Keep in mind there’s a contribution limit.

In 2023, people with individual health insurance can save up to USD 3850 to an HSA, and people with family coverage can save up to USD 7750 ($4150 in 2024, and $8300 for family coverage limits).

Tone your pelvic floor muscles with Elitone!

5 Uncommon ways to use your Flexible Spending Account. If you need to use up your dollars before year’s end, here are some ideas:

  • Incontinence products. For 1 out of 3 women, incontinence is a problem. And over time, the costs of pads and related expenses can add up. Even though you may use your FSA money to purchase incontinence pads, a smarter investment would be to use those same funds to purchase an FDA-cleared Kegel exerciser, like Elitone to treat incontinence. This device is worn externally and tones your pelvic floor muscles to decrease or even eliminate bladder leaks, plus you do not need a prescription. See below* – Elitone has a new EASY checkout solution.

  • Prescription sunglasses. Many insurance plans cover an eye exam every couple of years, but when it comes to frames and lenses, you’re often on your own. Not only does an FSA cover prescription eye glasses and contact lenses, but also prescription sunglasses, contact lens supplies, and over-the-counter glasses, better known as “readers.”

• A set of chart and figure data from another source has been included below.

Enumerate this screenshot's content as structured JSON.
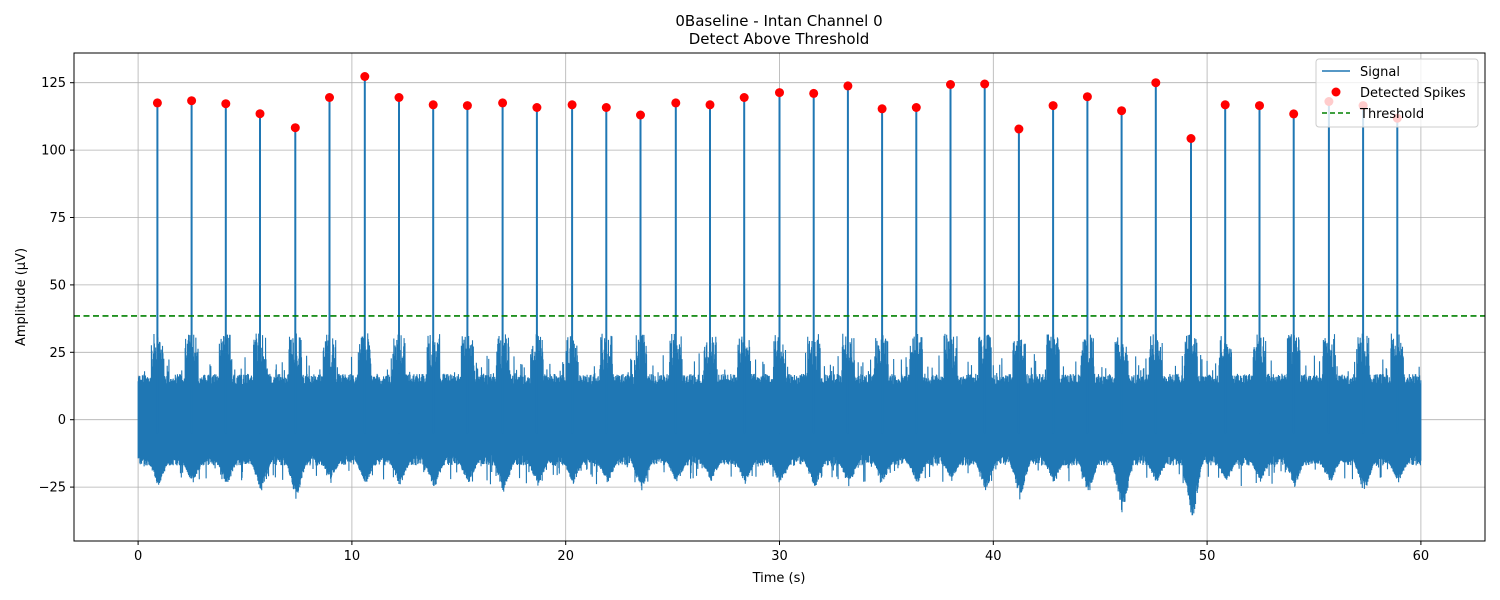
{
  "chart_data": {
    "type": "line",
    "title": [
      "0Baseline - Intan Channel 0",
      "Detect Above Threshold"
    ],
    "xlabel": "Time (s)",
    "ylabel": "Amplitude (µV)",
    "xlim": [
      -3,
      63
    ],
    "ylim": [
      -45,
      136
    ],
    "xticks": [
      0,
      10,
      20,
      30,
      40,
      50,
      60
    ],
    "yticks": [
      -25,
      0,
      25,
      50,
      75,
      100,
      125
    ],
    "grid": true,
    "legend_position": "top-right",
    "series": [
      {
        "name": "Signal",
        "kind": "line",
        "color": "#1f77b4",
        "x_range": [
          0,
          60
        ],
        "noise_range": [
          -15,
          15
        ]
      },
      {
        "name": "Detected Spikes",
        "kind": "scatter",
        "color": "#ff0000"
      },
      {
        "name": "Threshold",
        "kind": "hline",
        "color": "#008000",
        "value": 38.5
      }
    ],
    "spikes": {
      "t": [
        0.9,
        2.5,
        4.1,
        5.7,
        7.35,
        8.95,
        10.6,
        12.2,
        13.8,
        15.4,
        17.05,
        18.65,
        20.3,
        21.9,
        23.5,
        25.15,
        26.75,
        28.35,
        30.0,
        31.6,
        33.2,
        34.8,
        36.4,
        38.0,
        39.6,
        41.2,
        42.8,
        44.4,
        46.0,
        47.6,
        49.25,
        50.85,
        52.45,
        54.05,
        55.7,
        57.3,
        58.9
      ],
      "amplitude": [
        117.5,
        118.3,
        117.2,
        113.5,
        108.3,
        119.5,
        127.3,
        119.5,
        116.8,
        116.5,
        117.5,
        115.8,
        116.8,
        115.8,
        113.0,
        117.5,
        116.8,
        119.5,
        121.3,
        121.0,
        123.8,
        115.3,
        115.8,
        124.3,
        124.5,
        107.8,
        116.5,
        119.8,
        114.6,
        125.0,
        104.3,
        116.8,
        116.5,
        113.4,
        118.0,
        116.5,
        111.8
      ],
      "trough": [
        -25,
        -24,
        -25,
        -27,
        -30,
        -22,
        -24,
        -25,
        -26,
        -24,
        -28,
        -25,
        -24,
        -24,
        -27,
        -24,
        -23,
        -24,
        -25,
        -26,
        -25,
        -23,
        -24,
        -23,
        -27,
        -30,
        -24,
        -28,
        -36,
        -24,
        -40,
        -24,
        -23,
        -25,
        -24,
        -28,
        -24
      ]
    }
  }
}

  • Pregnancy tests and breast pumps. Some things you just need to know right now. And determining whether or not you’re pregnant is one of those important moments. Pregnancy tests and fertility products are both allowable FSA purchases. And when you’ve finally reached the milestone of being a new mom, that electric breast pump you’ve been eying is also eligible.

  • Acupuncture. At first glance, this traditional Chinese treatment may seem outside the scope of allowable costs. However, acupuncture is an approved medical expense, even without a prescription. Alternative treatments often are not allowed under FSA rules, so it’s best to double-check with your provider.

  • Sunscreen. It used to be that only sunscreen with an SPF of 15 or higher was eligible under the FSA guidelines. But the CARES Act of 2020 during the COVID pandemic added considerably to the list of allowable products. The resulting list includes all SPF levels.

  • Other FSA-eligible items. Acne medication, air purifiers, lodging for medical care, tampons, and weight loss programs.

Just as you would check on an insurance policy, always confirm ahead of time any irregular purchases you plan to make with your FSA funds.  Sometimes you will need receipts, reimbursement submissions, and justifications.

* NEW!!  With Elitone, We’ve teamed up with Sika Health to help you redeem your FSA/HSA funds for eligible Elitone purchases. Simply shop as normal then choose the Sika FSA-verified payment method at checkout. No receipts, no reimbursements, no hassle. They did the hard work for you!

There are so many practical ways to use your hard-earned dollars, so don’t let them go to waste!